Personal information
- Full name: José António dos Santos Silva
- Date of birth: 14 March 1977 (age 48)
- Place of birth: Torres Vedras, Portugal
- Height: 1.86 m (6 ft 1 in)
- Position: Centre-back

Youth career
- 1987–1994: Torreense

Senior career*
- Years: Team / Apps / (Gls)
- 1994–1998: Torreense / 100 / (14)
- 1998–2000: Porto / 0 / (0)
- 1998–1999: → Leça (loan) / 13 / (0)
- 1999–2000: → Alverca (loan) / 0 / (0)
- 2000–2002: Alverca / 50 / (2)
- 2002–2003: Varzim / 15 / (5)
- 2003–2005: Académica / 67 / (2)
- 2005–2008: Borussia Mönchengladbach / 64 / (3)
- 2008: → Manisaspor (loan) / 13 / (1)
- 2008–2009: Racing Santander / 0 / (0)
- 2010–2011: União Leiria / 43 / (1)
- 2012–2015: Porto B / 86 / (5)
- Total:  / 451 / (33)

International career
- 1997–1998: Portugal U20 / 8 / (2)
- 1998–1999: Portugal U21 / 7 / (0)

= Zé António =

Portuguese footballer

José António dos Santos Silva (born 14 March 1977), known as Zé António, is a Portuguese former professional footballer who played as a central defender.
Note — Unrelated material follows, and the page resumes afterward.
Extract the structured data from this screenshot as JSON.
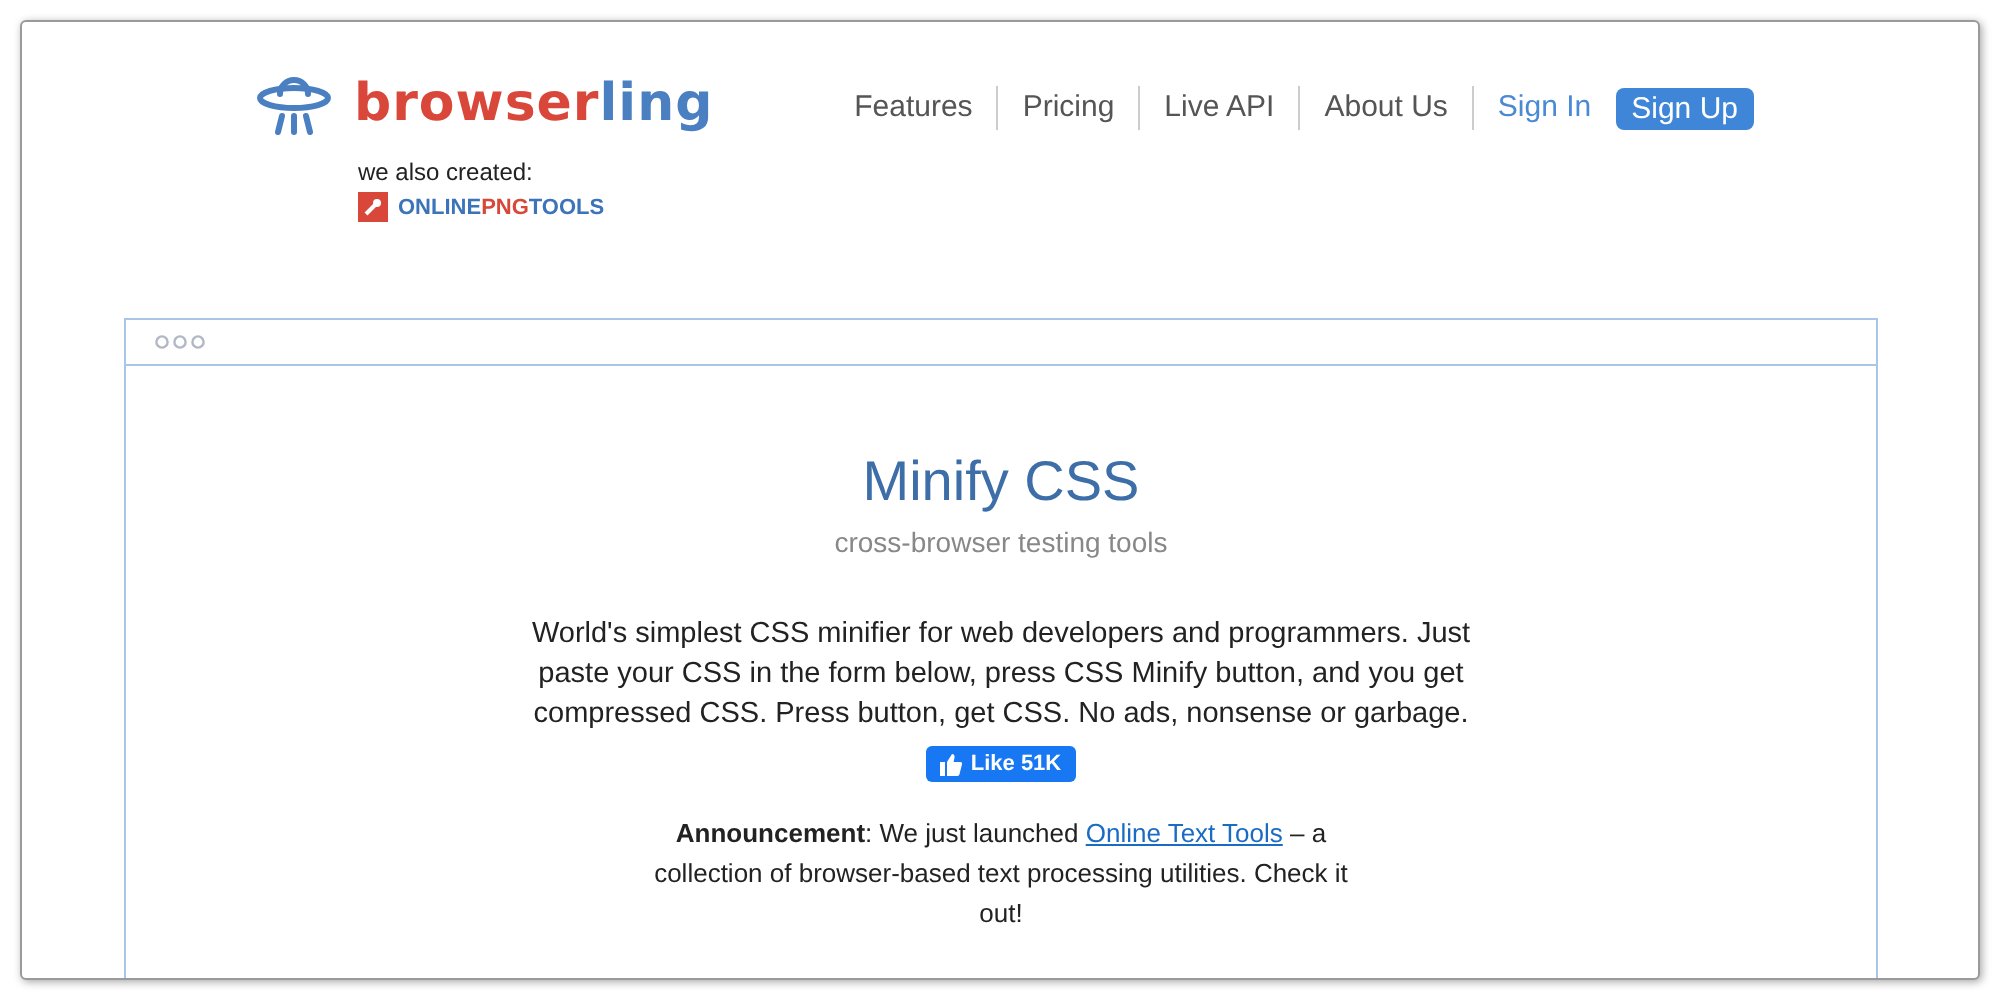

He amassed Primeira Liga totals of 175 games and ten goals over eight seasons, representing in the competition Alverca, Varzim, Académica and União de Leiria. He added 145 matches and 12 goals in the Segunda Liga, in a 21-year senior career.

Zé António also played in Germany, Turkey and Spain.

==Club career==
Born in Torres Vedras, Lisbon District, Zé António began playing football for hometown's S.C.U. Torreense, being acquired in 1998 by Primeira Liga club FC Porto. However, he never represented the latter officially, going on to have loan spells at Leça F.C. and F.C. Alverca and being definitively sold to Alverca in summer 2000.
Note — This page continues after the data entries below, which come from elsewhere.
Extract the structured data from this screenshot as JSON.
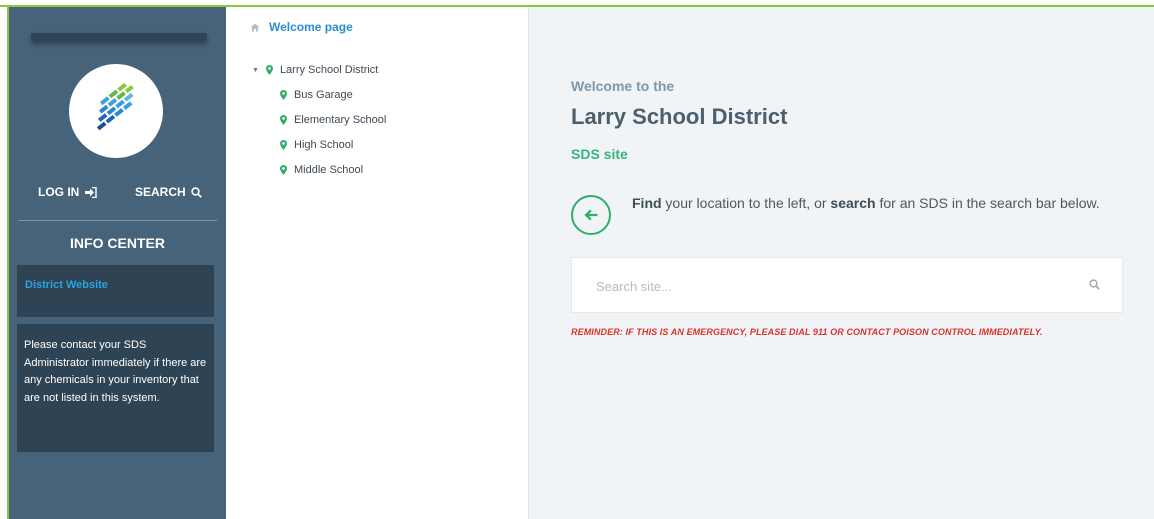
{
  "colors": {
    "sidebar_bg": "#46637a",
    "panel_bg": "#2e4353",
    "accent_green": "#36b37e",
    "link_blue": "#2a8fd0",
    "alert_red": "#d9322b",
    "main_bg": "#f1f4f6"
  },
  "sidebar": {
    "logo_icon": "district-logo",
    "login_label": "LOG IN",
    "login_icon": "sign-in-icon",
    "search_label": "SEARCH",
    "search_icon": "search-icon",
    "info_center_title": "INFO CENTER",
    "district_website_link": "District Website",
    "contact_message": "Please contact your SDS Administrator immediately if there are any chemicals in your inventory that are not listed in this system."
  },
  "tree": {
    "breadcrumb_icon": "home-icon",
    "breadcrumb_label": "Welcome page",
    "root": {
      "label": "Larry School District",
      "icon": "map-marker-icon",
      "expanded": true,
      "children": [
        {
          "label": "Bus Garage"
        },
        {
          "label": "Elementary School"
        },
        {
          "label": "High School"
        },
        {
          "label": "Middle School"
        }
      ]
    }
  },
  "main": {
    "welcome_prefix": "Welcome to the",
    "district_name": "Larry School District",
    "site_label": "SDS site",
    "find_bold": "Find",
    "find_middle": " your location to the left, or ",
    "search_bold": "search",
    "find_end": " for an SDS in the search bar below.",
    "search_placeholder": "Search site...",
    "reminder": "REMINDER: IF THIS IS AN EMERGENCY, PLEASE DIAL 911 OR CONTACT POISON CONTROL IMMEDIATELY."
  }
}
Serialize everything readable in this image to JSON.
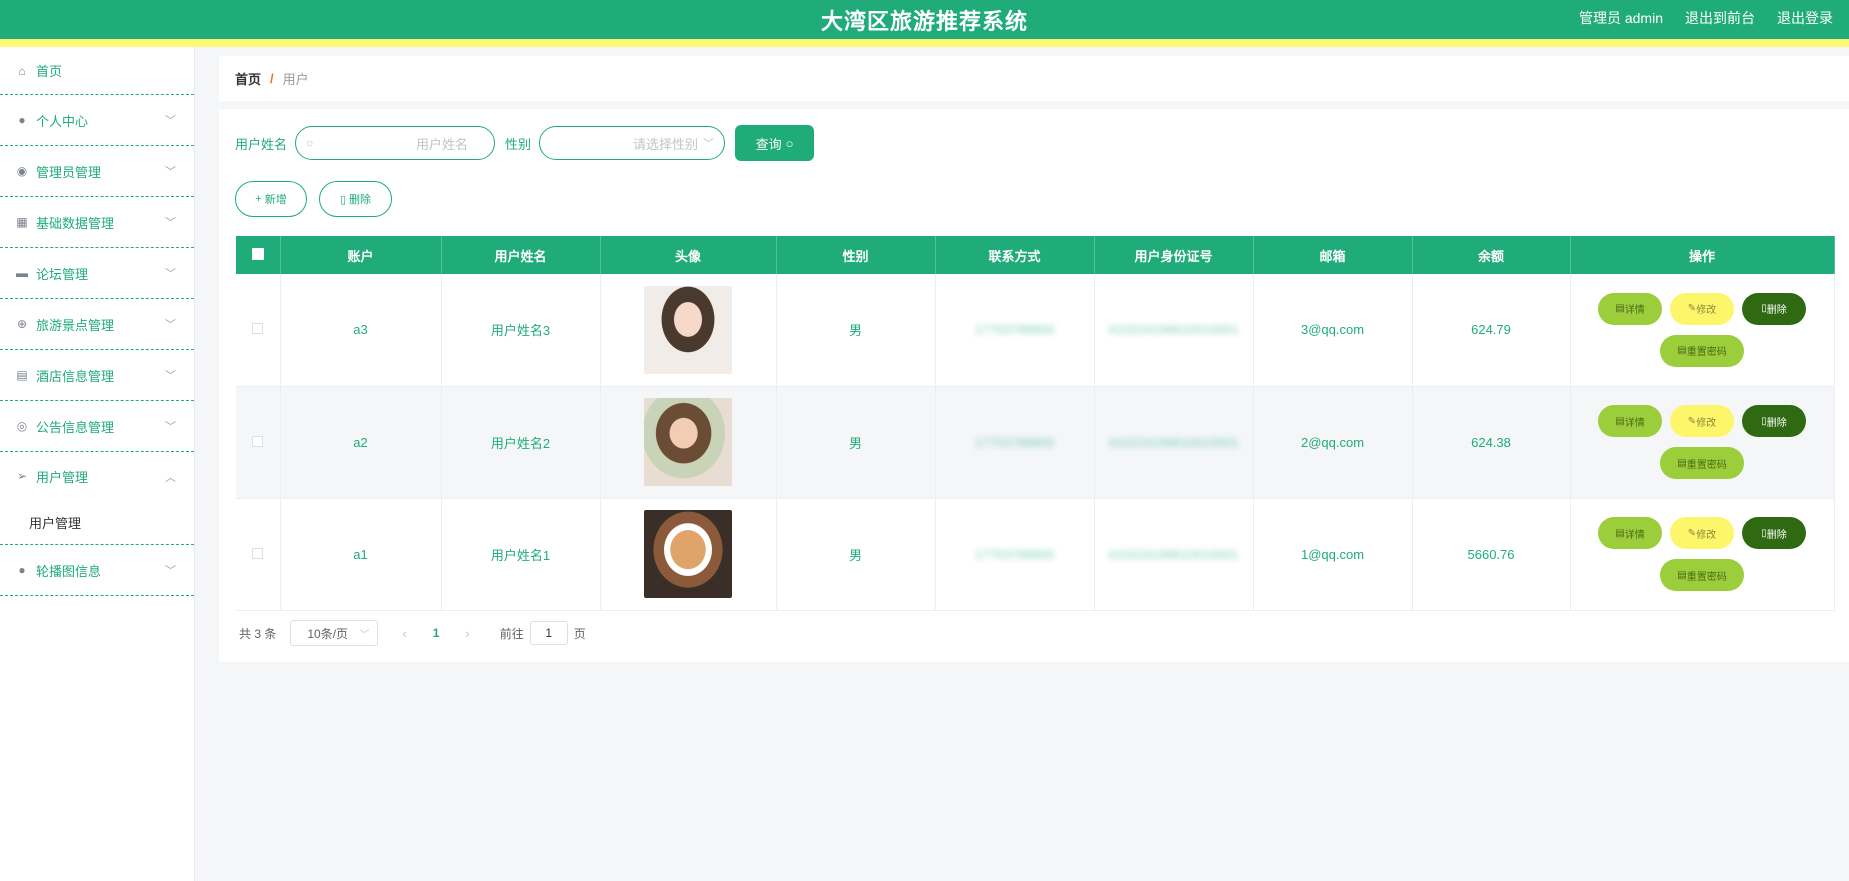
{
  "header": {
    "title": "大湾区旅游推荐系统",
    "admin_label": "管理员 admin",
    "front_label": "退出到前台",
    "logout_label": "退出登录"
  },
  "sidebar": {
    "items": [
      {
        "label": "首页",
        "icon": "home-icon"
      },
      {
        "label": "个人中心",
        "icon": "user-icon"
      },
      {
        "label": "管理员管理",
        "icon": "pin-icon"
      },
      {
        "label": "基础数据管理",
        "icon": "grid-icon"
      },
      {
        "label": "论坛管理",
        "icon": "ticket-icon"
      },
      {
        "label": "旅游景点管理",
        "icon": "globe-icon"
      },
      {
        "label": "酒店信息管理",
        "icon": "briefcase-icon"
      },
      {
        "label": "公告信息管理",
        "icon": "compass-icon"
      },
      {
        "label": "用户管理",
        "icon": "send-icon"
      },
      {
        "label": "轮播图信息",
        "icon": "user-icon"
      }
    ],
    "submenu_label": "用户管理"
  },
  "breadcrumb": {
    "home": "首页",
    "separator": "/",
    "current": "用户"
  },
  "search": {
    "name_label": "用户姓名",
    "name_placeholder": "用户姓名",
    "sex_label": "性别",
    "sex_placeholder": "请选择性别",
    "query_label": "查询"
  },
  "actions": {
    "add_label": "新增",
    "delete_label": "删除"
  },
  "table": {
    "columns": [
      "账户",
      "用户姓名",
      "头像",
      "性别",
      "联系方式",
      "用户身份证号",
      "邮箱",
      "余额",
      "操作"
    ],
    "rows": [
      {
        "account": "a3",
        "name": "用户姓名3",
        "sex": "男",
        "phone": "17703788800",
        "idcard": "410224199610010001",
        "email": "3@qq.com",
        "balance": "624.79"
      },
      {
        "account": "a2",
        "name": "用户姓名2",
        "sex": "男",
        "phone": "17703788800",
        "idcard": "410224199610010001",
        "email": "2@qq.com",
        "balance": "624.38"
      },
      {
        "account": "a1",
        "name": "用户姓名1",
        "sex": "男",
        "phone": "17703788800",
        "idcard": "410224199610010001",
        "email": "1@qq.com",
        "balance": "5660.76"
      }
    ],
    "ops": {
      "detail": "详情",
      "edit": "修改",
      "delete": "删除",
      "reset": "重置密码"
    }
  },
  "pager": {
    "total": "共 3 条",
    "size": "10条/页",
    "page": "1",
    "goto_prefix": "前往",
    "goto_value": "1",
    "goto_suffix": "页"
  },
  "colors": {
    "primary": "#1fac7a",
    "accent": "#fffb78",
    "detail": "#9ccd3a",
    "edit": "#fdf66a",
    "delete": "#2f6a12"
  }
}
After another top-division campaign, with Varzim SC (ended in relegation), Zé António joined Académica de Coimbra and played there from 2003 to 2005, forming an interesting defensive partnership with Tonel – later of Sporting CP – in his first year.

Avoiding relegation with Académica at the end of 2004–05, Zé António took advantage of his expiring contract to sign for Borussia Mönchengladbach in the German Bundesliga, on an initial two-year deal. An undisputed starter throughout the 2005–06 campaign, he opened his scoring account in his fourth league match, heading the winner in a 2–1 home win over MSV Duisburg on 10 September; Borussia suffered relegation in 2007.

In January 2008, having made no appearances in 2007–08 (2. Bundesliga), Zé António moved on loan to Turkey's Vestel Manisaspor for six months. At the end of June, he switched to Spain and signed a two-year contract with La Liga side Racing de Santander.

In early December 2009, after having appeared only in one Copa del Rey match for the Cantabrians, against Real Murcia CF, his spell also including a demotion to the B team and legal action undertaken by the player, Zé António terminated his link. He returned to his country in January 2010, joining U.D. Leiria on a one-and-a-half-year deal.

Zé António only missed one game in the 2010–11 season, as Leiria once again managed to retain their top-division status. In June 2011 the 34-year-old left the club, returning to action after one year out of football with Porto's reserves in the Segunda Liga.

==International career==
Aged 29, Zé António received his first callup for the Portugal national team, being selected by Luiz Felipe Scolari for UEFA Euro 2008 qualifiers against Azerbaijan and Poland. He eventually failed to earn a full cap, but did represent the under-20s at the 1998 Toulon Tournament, scoring in the 1–0 group-stage win over Germany in a third-place finish.